Clinical negligence practice across the globe: the stats and numbers

With the rising number of clinical negligence claims around the world the question of  when and who is expected to provide compensation in cases where the episodes of clinical negligence were found and confirmed. Whether it is going to be a provider of healthcare services or insurance company, the system of social insurance funds or some organisations funded by contributions of physicians and (or) patients, or the state.

To facilitate the growing burden of medical fees for insurance policies of professional responsibility the British government in 1990 introduced a national system of liability insurance that covers doctors (except family) and dentists working in hospitals and other medical institutions of public health sector. Under this system, compensation for damage is caused by medical intervention, paying those medical institutions employing doctors found guilty of causing damage. This increased control of the management of health care organisations over the work of staff. According to solicitors.guru, the legal platform gathering hundreds of medical negligence solicitors under one roof, the introduction of the process has significantly unloaded courts and positively affected the average hearing period.

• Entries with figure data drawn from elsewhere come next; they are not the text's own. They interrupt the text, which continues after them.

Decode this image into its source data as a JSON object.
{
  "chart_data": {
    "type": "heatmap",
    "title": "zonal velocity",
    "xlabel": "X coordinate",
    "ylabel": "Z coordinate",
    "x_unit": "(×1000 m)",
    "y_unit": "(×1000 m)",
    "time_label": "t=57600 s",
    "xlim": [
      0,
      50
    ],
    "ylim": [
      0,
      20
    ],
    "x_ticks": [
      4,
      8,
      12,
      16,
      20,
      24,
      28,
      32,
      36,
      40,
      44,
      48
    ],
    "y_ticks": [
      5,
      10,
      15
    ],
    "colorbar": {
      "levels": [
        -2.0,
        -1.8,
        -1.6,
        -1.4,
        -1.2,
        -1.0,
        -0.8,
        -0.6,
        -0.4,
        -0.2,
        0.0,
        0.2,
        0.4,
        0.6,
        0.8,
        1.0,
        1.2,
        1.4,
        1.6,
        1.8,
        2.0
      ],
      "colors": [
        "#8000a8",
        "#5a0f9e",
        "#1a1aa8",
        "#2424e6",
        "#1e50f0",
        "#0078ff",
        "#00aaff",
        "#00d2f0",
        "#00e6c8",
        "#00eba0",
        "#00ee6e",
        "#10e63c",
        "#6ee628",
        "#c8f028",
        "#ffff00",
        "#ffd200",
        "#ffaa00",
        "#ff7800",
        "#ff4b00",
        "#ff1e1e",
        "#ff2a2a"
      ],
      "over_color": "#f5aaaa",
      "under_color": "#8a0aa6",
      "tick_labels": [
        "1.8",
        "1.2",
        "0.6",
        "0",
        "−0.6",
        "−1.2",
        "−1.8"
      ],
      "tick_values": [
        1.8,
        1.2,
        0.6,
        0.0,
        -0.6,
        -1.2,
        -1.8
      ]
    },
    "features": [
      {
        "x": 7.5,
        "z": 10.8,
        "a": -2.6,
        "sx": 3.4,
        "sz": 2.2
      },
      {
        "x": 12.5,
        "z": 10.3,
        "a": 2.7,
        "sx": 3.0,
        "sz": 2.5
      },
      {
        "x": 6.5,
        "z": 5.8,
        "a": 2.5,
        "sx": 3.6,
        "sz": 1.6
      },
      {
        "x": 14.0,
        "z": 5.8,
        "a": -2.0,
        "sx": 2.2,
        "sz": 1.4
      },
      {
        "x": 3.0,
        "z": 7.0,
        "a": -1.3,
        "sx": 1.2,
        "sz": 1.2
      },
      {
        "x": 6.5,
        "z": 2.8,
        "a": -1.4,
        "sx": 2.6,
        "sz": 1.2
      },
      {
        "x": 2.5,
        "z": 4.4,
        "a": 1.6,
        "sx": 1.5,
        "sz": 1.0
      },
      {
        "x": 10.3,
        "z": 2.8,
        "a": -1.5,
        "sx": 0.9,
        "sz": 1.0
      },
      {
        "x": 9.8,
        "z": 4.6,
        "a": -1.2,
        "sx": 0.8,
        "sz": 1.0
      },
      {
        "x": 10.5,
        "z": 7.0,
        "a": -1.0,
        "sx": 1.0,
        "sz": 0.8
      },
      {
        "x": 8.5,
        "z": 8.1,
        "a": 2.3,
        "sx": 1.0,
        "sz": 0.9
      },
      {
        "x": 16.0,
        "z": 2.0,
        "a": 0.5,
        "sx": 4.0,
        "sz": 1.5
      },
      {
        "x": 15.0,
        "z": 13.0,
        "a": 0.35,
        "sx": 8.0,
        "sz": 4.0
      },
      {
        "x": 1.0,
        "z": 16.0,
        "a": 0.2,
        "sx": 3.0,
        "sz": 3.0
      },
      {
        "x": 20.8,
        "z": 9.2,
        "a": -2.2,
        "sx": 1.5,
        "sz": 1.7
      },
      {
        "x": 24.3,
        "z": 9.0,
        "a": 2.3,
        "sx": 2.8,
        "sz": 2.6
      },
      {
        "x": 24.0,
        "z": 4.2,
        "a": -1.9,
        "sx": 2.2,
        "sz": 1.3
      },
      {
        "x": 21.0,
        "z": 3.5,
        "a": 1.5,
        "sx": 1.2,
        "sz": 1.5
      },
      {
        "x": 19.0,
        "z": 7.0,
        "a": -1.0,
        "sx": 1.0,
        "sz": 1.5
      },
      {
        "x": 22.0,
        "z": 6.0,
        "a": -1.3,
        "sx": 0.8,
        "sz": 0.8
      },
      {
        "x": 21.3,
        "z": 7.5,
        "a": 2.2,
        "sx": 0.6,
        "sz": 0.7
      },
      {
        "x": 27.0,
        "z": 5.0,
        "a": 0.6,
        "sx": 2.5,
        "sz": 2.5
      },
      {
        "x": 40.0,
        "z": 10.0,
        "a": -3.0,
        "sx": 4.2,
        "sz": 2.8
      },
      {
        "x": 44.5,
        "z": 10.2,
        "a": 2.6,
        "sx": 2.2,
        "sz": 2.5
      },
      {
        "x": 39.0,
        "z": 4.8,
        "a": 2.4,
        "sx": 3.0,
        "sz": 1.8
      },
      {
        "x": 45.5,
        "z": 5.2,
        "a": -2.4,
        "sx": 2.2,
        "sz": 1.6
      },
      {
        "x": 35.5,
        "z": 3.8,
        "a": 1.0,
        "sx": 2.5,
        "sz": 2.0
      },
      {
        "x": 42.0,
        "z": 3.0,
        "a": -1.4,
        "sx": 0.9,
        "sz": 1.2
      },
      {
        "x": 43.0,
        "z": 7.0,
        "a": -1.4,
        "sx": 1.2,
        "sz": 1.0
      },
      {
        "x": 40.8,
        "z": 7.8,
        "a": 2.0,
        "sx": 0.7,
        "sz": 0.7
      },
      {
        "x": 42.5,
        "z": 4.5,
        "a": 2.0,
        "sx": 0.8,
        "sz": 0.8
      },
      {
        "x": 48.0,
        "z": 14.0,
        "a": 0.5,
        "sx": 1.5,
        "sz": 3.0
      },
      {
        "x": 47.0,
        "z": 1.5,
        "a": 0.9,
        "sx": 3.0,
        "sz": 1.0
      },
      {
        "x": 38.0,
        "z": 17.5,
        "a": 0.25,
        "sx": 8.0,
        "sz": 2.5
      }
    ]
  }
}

As a rule, disputes over compensation for damages, suffered as a result of medical intervention, are resolved in court. It is always associated with a fairly complex and lengthy procedure of trial and emotional stress on the part of the patient (the plaintiff), and health worker (the defendant) and the administration of treatment of the organisation. The practice of law and forensic evaluation of adverse outcomes of medical care shows that in 33-58% of cases the patient’s dissatisfaction with medical care during the subsequent examination of medical assistance is assessed as adequate. The proportion of European medical practice in such cases ranges from 53 to 59%. At the same time, many of these incidents could have been avoided, keeping staff away from from unproductive conflict resolution in court and saving time for forensic on challenging commission assessment of the quality of care. High developed economies have long admitted the fact that the price of the complaint that goes beyond the clinic, starts to rise steadily, acquiring judicial, expert and other costs. For example, in the US the cost of a three-year trial on the complaint exceeds $13,000. In addition to the economic losses arising from the conflict in the area of health care, you cannot ignore the moral damage inflicted to both sides, which ultimately leads to higher prices and lower quality of care.

To assist the patients with proving that the cause of the damage is nothing but medical intervention a system of compensation for the damage suffered by the patient,  requiring no specific perpetrators and the evidence of their guilt, which is especially difficult for the victim, is widely utilised. It is based on the concept of liability without fault. For the first time such a system has been introduced in New Zealand in the early 70s, where it acts as a kind of social security. The concept comes from the fact that in some cases the damage to a patient during a medical intervention was not an episode of gross negligence or negligent actions of the medical staff, but may be explained by the unfavorable circumstances, unforeseen reaction of the patient and other unpredictable factors due to which the damage was caused.